L’accident d’un TGV à Saint Jacques-de-Compostelle, avec son effroyable bilan d’au moins 78 morts, survient à un moment critique pour l’industrie ferroviaire espagnole. Face à la France d’Alstom et à l’Allemagne de Siemens, l’Espagne et le groupe Talgo avaient en effet réussi à s’imposer dans la cour des grands du marché international des trains à grande vitesse.

« Technologiquement, l’Espagne a été une pionnière de la grande vitesse », expliquait Alejandro Lago, professeur de logistique à l’IESE Business School de Madrid. Dès les années 1960, des trains Talgo circulaient dans le pays à 160 kilomètres par heure et les premiers trains pendulaires dans les années 80, à 180 km/h. Ils sont fabriqués par le groupe du même nom Talgo (de l’acronyme Tren articulado ligero Goicoechea Oriol), créé en 1942, et toujours sous le contrôle de la famille Oriol. Il dispose aujourd’hui de plusieurs modèles à très grande vitesse dont le dernier né, le Talgo Avril, peut atteindre 380 km/h.

Pendant son boom économique, le pays a construit à tout-va un réseau à grande vitesse. Une première ligne a été inaugurée en 1992 entre Madrid et Séville. Ensuite, Madrid-Barcelone, Madrid-Valence ont été construites, puis en décembre 2011 la ligne vers la Galice.

Derrière la Chine, l’Espagne est désormais numéro deux mondial dans ce domaine avec 3.100 kilomètres de lignes à grande vitesse et quelque 3.000 autres en projet ou en construction.

A la conquête des réseaux ferroviaires étrangers

« L’Espagne pendant les dix, quinze dernières années a réalisé tout un développement important, tant au niveau de la construction que de la technologie.Ce pays a des connaissances et des moyens en terme d’ingénierie, de consultants et de constructeurs, dont la dimension ne peut plus s’appliquer à l’Espagne », pays plongé en pleine crise depuis 2008, remarque Alejandro Lago.

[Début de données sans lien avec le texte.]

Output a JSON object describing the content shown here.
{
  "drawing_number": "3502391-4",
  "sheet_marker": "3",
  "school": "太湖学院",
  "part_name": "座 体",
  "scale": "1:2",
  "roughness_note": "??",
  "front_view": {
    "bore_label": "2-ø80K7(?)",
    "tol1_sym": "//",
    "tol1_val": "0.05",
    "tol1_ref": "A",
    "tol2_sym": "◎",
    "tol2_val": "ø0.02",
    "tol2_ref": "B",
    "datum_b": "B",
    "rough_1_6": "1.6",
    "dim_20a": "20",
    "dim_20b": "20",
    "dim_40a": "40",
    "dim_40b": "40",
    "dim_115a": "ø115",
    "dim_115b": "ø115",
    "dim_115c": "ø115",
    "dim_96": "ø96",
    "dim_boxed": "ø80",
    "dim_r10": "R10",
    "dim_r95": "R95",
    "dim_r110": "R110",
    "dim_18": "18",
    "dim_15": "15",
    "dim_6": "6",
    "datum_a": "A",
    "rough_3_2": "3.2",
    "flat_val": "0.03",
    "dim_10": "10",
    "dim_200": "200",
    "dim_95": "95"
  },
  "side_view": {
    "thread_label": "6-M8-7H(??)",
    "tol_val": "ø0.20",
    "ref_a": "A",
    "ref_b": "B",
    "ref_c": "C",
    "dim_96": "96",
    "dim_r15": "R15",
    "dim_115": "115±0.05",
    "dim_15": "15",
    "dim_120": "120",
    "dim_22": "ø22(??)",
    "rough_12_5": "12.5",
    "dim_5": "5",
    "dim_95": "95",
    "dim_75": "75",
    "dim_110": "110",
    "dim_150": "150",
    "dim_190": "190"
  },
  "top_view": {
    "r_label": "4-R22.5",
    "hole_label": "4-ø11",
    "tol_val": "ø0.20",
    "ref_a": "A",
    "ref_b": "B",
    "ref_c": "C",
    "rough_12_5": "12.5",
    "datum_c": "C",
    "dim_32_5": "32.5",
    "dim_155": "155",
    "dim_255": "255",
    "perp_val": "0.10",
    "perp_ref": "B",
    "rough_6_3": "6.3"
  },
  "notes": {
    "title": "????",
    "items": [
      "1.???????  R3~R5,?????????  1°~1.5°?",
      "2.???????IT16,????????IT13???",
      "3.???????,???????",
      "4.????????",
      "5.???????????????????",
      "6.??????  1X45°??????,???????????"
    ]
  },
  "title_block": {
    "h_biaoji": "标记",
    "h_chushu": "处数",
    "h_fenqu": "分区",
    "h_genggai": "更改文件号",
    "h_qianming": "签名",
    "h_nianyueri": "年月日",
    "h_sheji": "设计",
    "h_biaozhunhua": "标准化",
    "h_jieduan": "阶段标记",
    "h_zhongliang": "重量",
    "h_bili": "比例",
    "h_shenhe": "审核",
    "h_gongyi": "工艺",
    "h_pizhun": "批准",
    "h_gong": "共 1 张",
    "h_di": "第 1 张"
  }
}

« En temps de crise, le secteur ferroviaire compense avec ses exportations » car l’Espagne « a cette expérience qui peut être transférable à d’autres pays », confirme Pedro Fortea, directeur général de l’association ferroviaire Mafex. Elle assure la promotion de 73 entreprises à l’extérieur. D’où son travail de conquête de l’étranger. Son premier grand contrat est en Turquie pour la ligne Ankara-Istanbul inaugurée en 2009. Mais sa victoire la plus prestigieuse survient en 2011 avec le « TGV du désert » , La Mecque-Medine. Un exploit de 6,7 milliards d’euros, soit son plus gros contrat international de l’histoire.

Un contrat à 16,4 milliards de dollars à risque

Le pays a désormais les yeux rivés sur le Brésil et plus précisément sur la ligne Rio-Sao Paulo-Campinas. Ce sera la première à grande vitesse d’Amérique du Sud et sa construction sera attribuée en septembre pour un budget estimé à 16,4 milliards de dollars soit 12,7 milliards d’euros.

L’Espagne présente un consortium de onze entreprises publiques et privées. Ce contrat « est important parce qu’il s’agit de grande vitesse et nous voulons démontrer que nous sommes les leaders mondiaux dans ce domaine », soulignait Rafael Catala, secrétaire d’Etat aux Transports.

Aucun accident avec victimes depuis cinq ans

Mais « les règles du concours dirigé par l’entreprise de planification et logistique du Brésil (EPL) précise que les candidats pour gérer le train à grande vitesse doivent déclarer qu’ils n’ont eu aucun accident avec des victimes dans leur système de trains à grande vitesse depuis cinq ans », affirmait ce vendredi El Pais. Le journal rappelle que cette même règle a écarté de l’appel d’offres l’entreprise chinoise Communications Construction, en raison d’un accident en juin 2011 ayant fait 33 morts. La norme prévoit toutefois que l’accident doit être « dû à des causes opérationnelles ».

Dès le jeudi 25 juillet le président de Renfe, Julio Gomez-Pomar Rodriguez s’est empressé d’affirmer que le train n’avait eu aucun problème opérationnel » et venait de passer une révision technique le matin même. L’enquête sur l’accident se concentre sur le conducteur, qui pourrait avoir conduit à 190 kilomètres par heure au lieu des 80 km/h autorisés sur le tronçon du drame et sur de possibles lacunes dans le système de freinage.

Si aucun membre du consortium ne souhaite s’exprimer sur ce sujet depuis l’accident, plusieurs sources proches du groupement, interrogées par le journal El Economista, donnaient déjà le contrat brésilien pour « perdu ».

Au moins la moitié des entreprises du consortium sont concernées directement par l’accident: Renfe comme compagnie ferroviaire, Adif en tant que gestionnaire du réseau, l’Espagnol Talgo et le Canadien Bombardier comme fabricants du train ou encore Dimetronic filiale de l’Allemand Siemens comme créatrice du système de sécurité ASFA (Anuncio de señales y frenado automatico).

Outre le Brésil, les Etats-Unis sont un des marchés visés par l’Espagne dans l’immédiat. « Il y a aussi une série de projets prévus à moyen terme en Russie, au Kazakhstan et dans les Emirats », selon le secrétaire d’Etat aux Transports.